Rugby sevens spotlight on: Seabelo Senatla
Blitzbokke flyer Seabelo Senatla is the most lethal finisher in sevens rugby, scoring an incredible 157 tries in 144 matches on the HSBC Sevens World Series.
But it’s not just sheer pace that has taken him to the top of the sevens game – he has a maniac work ethic and drive to make it to Rio. If it wasn’t for rugby, he might well be at the Olympics as a specialist sprinter – he clocked 10.6 seconds in the 100m aged 17 without any specialist training. But life has led him down a different path to being a rugby star and he couldn’t be happier…
It’s crazy – I’ve scored well over 100 tries in two seasons. I suppose it looks like try-scoring comes easy to me but a lot of it has to do with the way the team’s structures get me into space. I play with so many talented players and their amazing playmaking skills always put me into good positions. I also put in the hard work – doing speed and sprint drills and other skills. It has been paying off, and that in turn encourages me to work that little bit harder and put in some extra effort.
I’m lucky because I was born with speed, but I still have to do speed work in training all the time. I live by the philosophy that ‘a skill that isn’t practised is a skill you lose’. Speed is no different and if you don’t work on it, you will lose it. Working hard on something like speed is not only to maintain it and improve it but also to keep your own confidence high.
I have total belief in myself. Once I put my mind to something and get my head around the challenge I usually achieve it. If I had pursued sprinting as a career, I believe I’d have been somewhere in that discipline today. I’m addicted to getting better – progress is my addiction. I would have cut it if I had chosen that path.
I ran against Wayde van Niekerk at U17 level. It was in the Free State Championships and in the 200m I came second to him (the current world 400m champion and the only man in history to break 10 seconds in the 100m, 20 seconds in the 200m and 44 seconds in the 400m).
My first memory of the Olympics was watching Marion Jones win the 100m and 200m in Sydney in 2000. I was really young but something about Marion shocked me, in a good way, and I became addicted to running and trying to be like her. After her races I went outside and ran around the garden imitating her. I now watch the Olympics religiously and I also follow the Diamond League closely because athletics is still very close to my heart.
“Once I put my mind to something I usually achieve it. Progress is my addiction”
I’ve always wanted to go to the Olympics. As a young athlete at school, I dreamt of running at the Olympics and now I have the chance as a rugby player, which is amazing. There have been sacrifices along the way but going to the Olympics makes it worth it.
Having been at the Commonwealth games, I have an inkling of what it’ll be like to walk out at the stadium in Rio. The Commonwealth Games in 2014 (in Glasgow) was one of my best experiences ever, so thinking about being an Olympian is crazy. It gives me goosebumps. It’s huge. As an athlete, it can’t get better than being at an Olympics.
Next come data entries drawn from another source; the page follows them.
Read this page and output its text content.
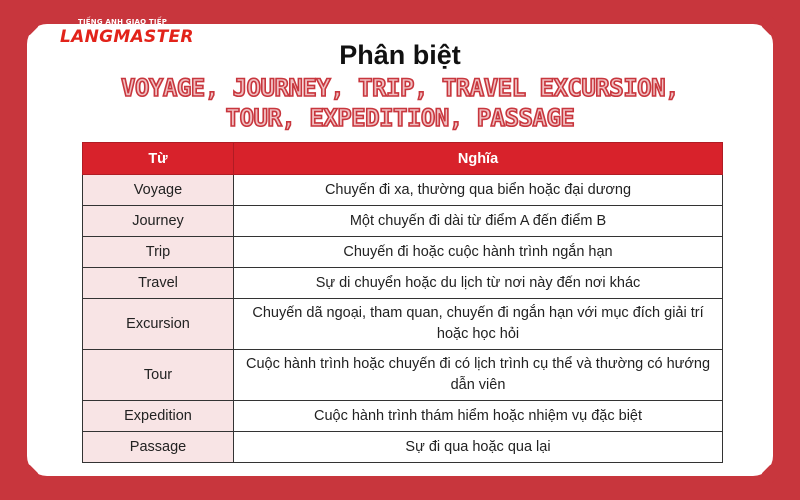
TIẾNG ANH GIAO TIẾP
LANGMASTER
Phân biệt
VOYAGE, JOURNEY, TRIP, TRAVEL EXCURSION,
TOUR, EXPEDITION, PASSAGE
Từ	Nghĩa
Voyage	Chuyến đi xa, thường qua biển hoặc đại dương
Journey	Một chuyến đi dài từ điểm A đến điểm B
Trip	Chuyến đi hoặc cuộc hành trình ngắn hạn
Travel	Sự di chuyển hoặc du lịch từ nơi này đến nơi khác
Excursion	Chuyến dã ngoại, tham quan, chuyến đi ngắn hạn với mục đích giải trí hoặc học hỏi
Tour	Cuộc hành trình hoặc chuyến đi có lịch trình cụ thể và thường có hướng dẫn viên
Expedition	Cuộc hành trình thám hiểm hoặc nhiệm vụ đặc biệt
Passage	Sự đi qua hoặc qua lại
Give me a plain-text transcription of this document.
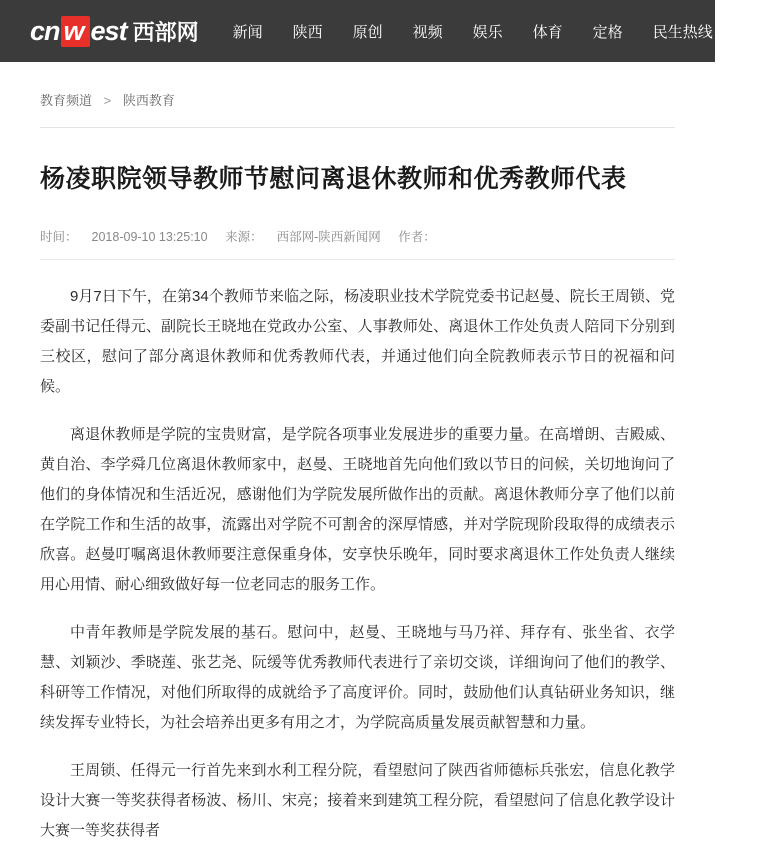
cn w est 西部网 新闻 陕西 原创 视频 娱乐 体育 定格 民生热线 更多
教育频道 > 陕西教育
杨凌职院领导教师节慰问离退休教师和优秀教师代表
时间： 2018-09-10 13:25:10 来源： 西部网-陕西新闻网 作者：

9月7日下午，在第34个教师节来临之际，杨凌职业技术学院党委书记赵曼、院长王周锁、党委副书记任得元、副院长王晓地在党政办公室、人事教师处、离退休工作处负责人陪同下分别到三校区，慰问了部分离退休教师和优秀教师代表，并通过他们向全院教师表示节日的祝福和问候。

离退休教师是学院的宝贵财富，是学院各项事业发展进步的重要力量。在高增朗、吉殿威、黄自治、李学舜几位离退休教师家中，赵曼、王晓地首先向他们致以节日的问候，关切地询问了他们的身体情况和生活近况，感谢他们为学院发展所做作出的贡献。离退休教师分享了他们以前在学院工作和生活的故事，流露出对学院不可割舍的深厚情感，并对学院现阶段取得的成绩表示欣喜。赵曼叮嘱离退休教师要注意保重身体，安享快乐晚年，同时要求离退休工作处负责人继续用心用情、耐心细致做好每一位老同志的服务工作。

中青年教师是学院发展的基石。慰问中，赵曼、王晓地与马乃祥、拜存有、张坐省、衣学慧、刘颖沙、季晓莲、张艺尧、阮缓等优秀教师代表进行了亲切交谈，详细询问了他们的教学、科研等工作情况，对他们所取得的成就给予了高度评价。同时，鼓励他们认真钻研业务知识，继续发挥专业特长，为社会培养出更多有用之才，为学院高质量发展贡献智慧和力量。

王周锁、任得元一行首先来到水利工程分院，看望慰问了陕西省师德标兵张宏，信息化教学设计大赛一等奖获得者杨波、杨川、宋亮；接着来到建筑工程分院，看望慰问了信息化教学设计大赛一等奖获得者
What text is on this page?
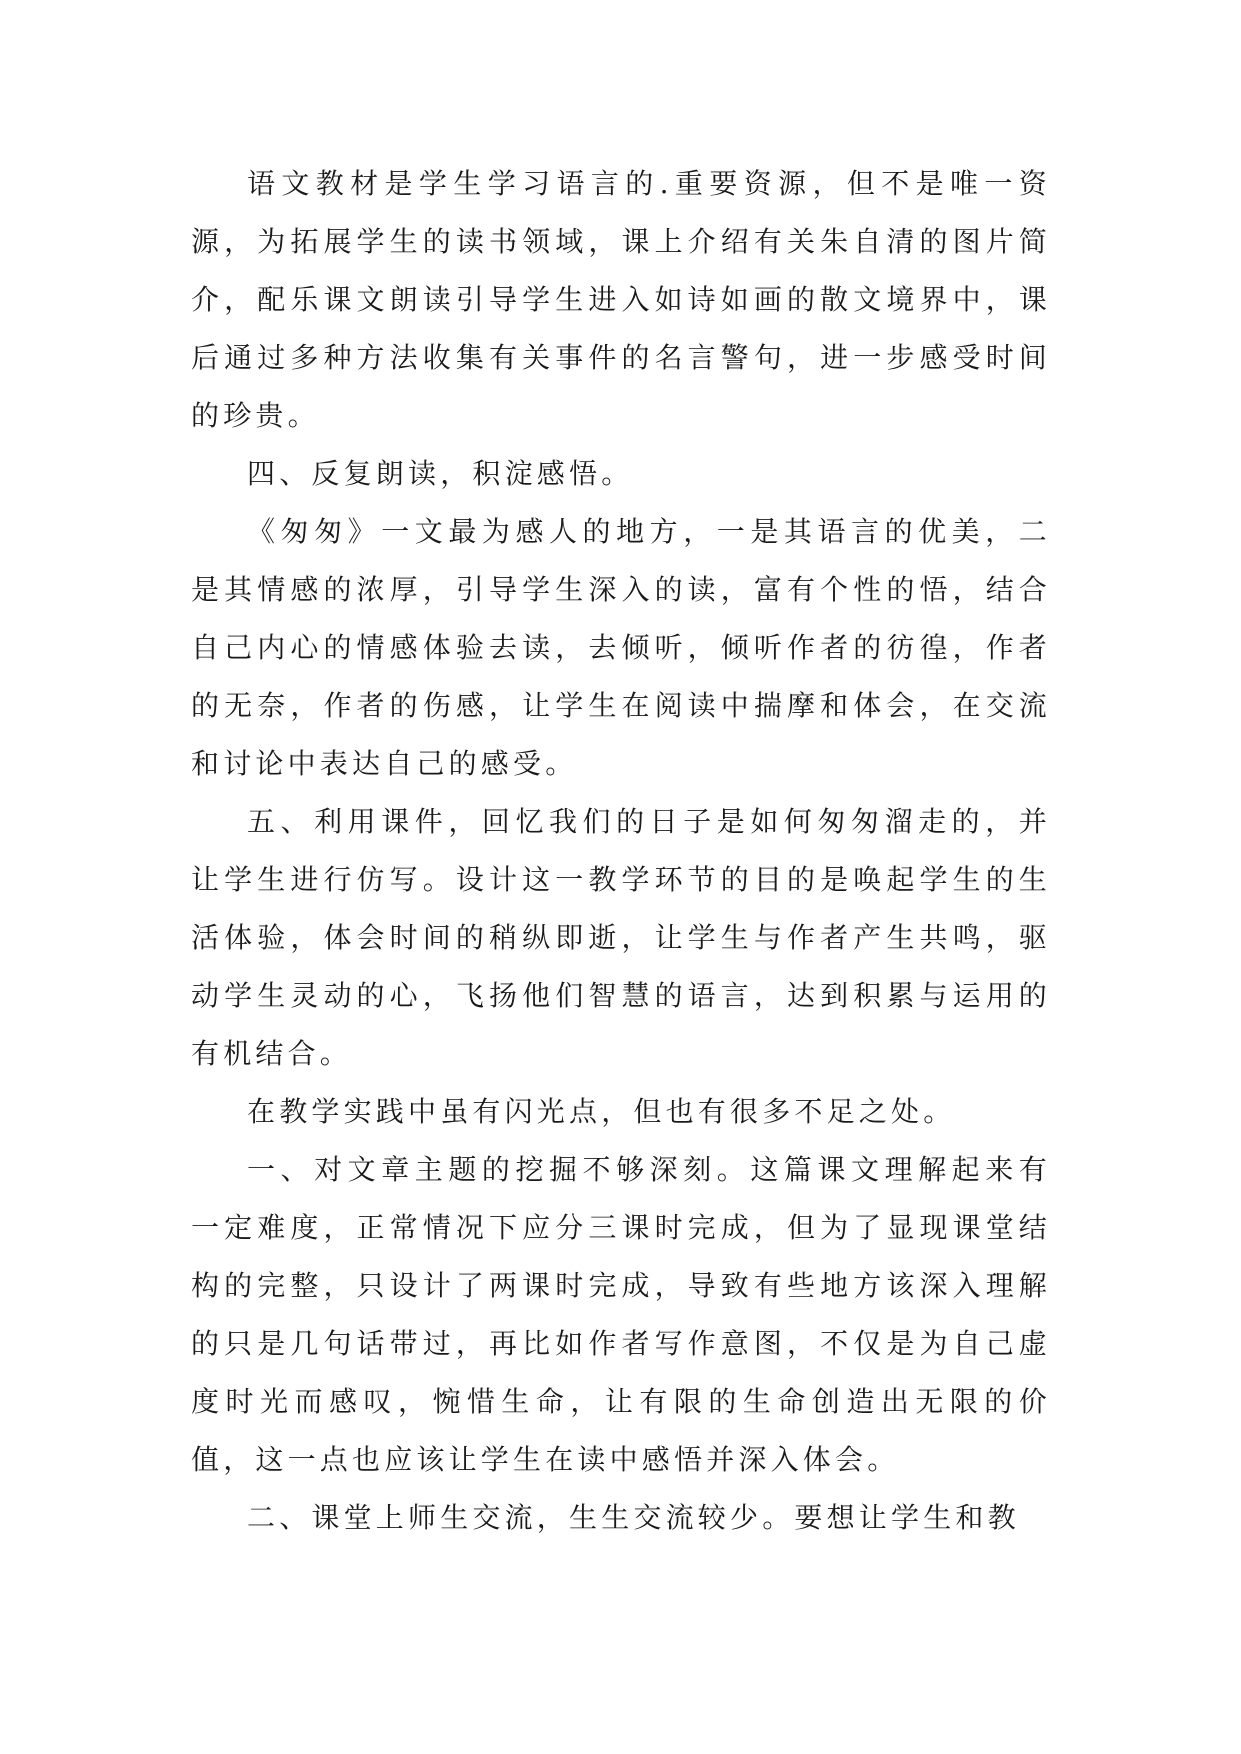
语文教材是学生学习语言的.重要资源，但不是唯一资源，为拓展学生的读书领域，课上介绍有关朱自清的图片简介，配乐课文朗读引导学生进入如诗如画的散文境界中，课后通过多种方法收集有关事件的名言警句，进一步感受时间的珍贵。

四、反复朗读，积淀感悟。

《匆匆》一文最为感人的地方，一是其语言的优美，二是其情感的浓厚，引导学生深入的读，富有个性的悟，结合自己内心的情感体验去读，去倾听，倾听作者的彷徨，作者的无奈，作者的伤感，让学生在阅读中揣摩和体会，在交流和讨论中表达自己的感受。

五、利用课件，回忆我们的日子是如何匆匆溜走的，并让学生进行仿写。设计这一教学环节的目的是唤起学生的生活体验，体会时间的稍纵即逝，让学生与作者产生共鸣，驱动学生灵动的心，飞扬他们智慧的语言，达到积累与运用的有机结合。

在教学实践中虽有闪光点，但也有很多不足之处。

一、对文章主题的挖掘不够深刻。这篇课文理解起来有一定难度，正常情况下应分三课时完成，但为了显现课堂结构的完整，只设计了两课时完成，导致有些地方该深入理解的只是几句话带过，再比如作者写作意图，不仅是为自己虚度时光而感叹，惋惜生命，让有限的生命创造出无限的价值，这一点也应该让学生在读中感悟并深入体会。

二、课堂上师生交流，生生交流较少。要想让学生和教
I’m comfortable with my decision to put my 15s ambitions on hold for the moment. It’s been the right decision. Playing 15s for the Springboks has been my dream since I took up rugby seriously and it still is, but when I heard that sevens was going to be part of the Olympics my vision changed. I’m a contracted sevens Bok until the end of the year and my plan after the Olympics is to return to 15s and focus on that. but if Bok coach Allister Coetzee calls me up for the Rugby Championship after Rio, of course I’d love to play. It might be too soon but I would jump at it.
Carlin Isles and Perry Baker are quick. Carlin would probably win a race between us, but Perry and I would be neck and neck. I’m not really bothered that I’m not the fastest man on the circuit, though, because sevens is not only about speed; it’s about positioning and how you read the game and so many other aspects. Having speed is an advantage but sevens rugby is not all about that. you have to have so many other skills to be the complete rugby player.
It would be great to watch a football match in Brazil. Or go to the famous beaches and see some of the history of the country. Obviously that will have to wait until after the sevens in Rio is finished.
I’m not even thinking about the Zika virus. My mother is stressing about it too much, but I keep reassuring her that we are receiving medical information from our doctors. And I’m just focused on the rugby.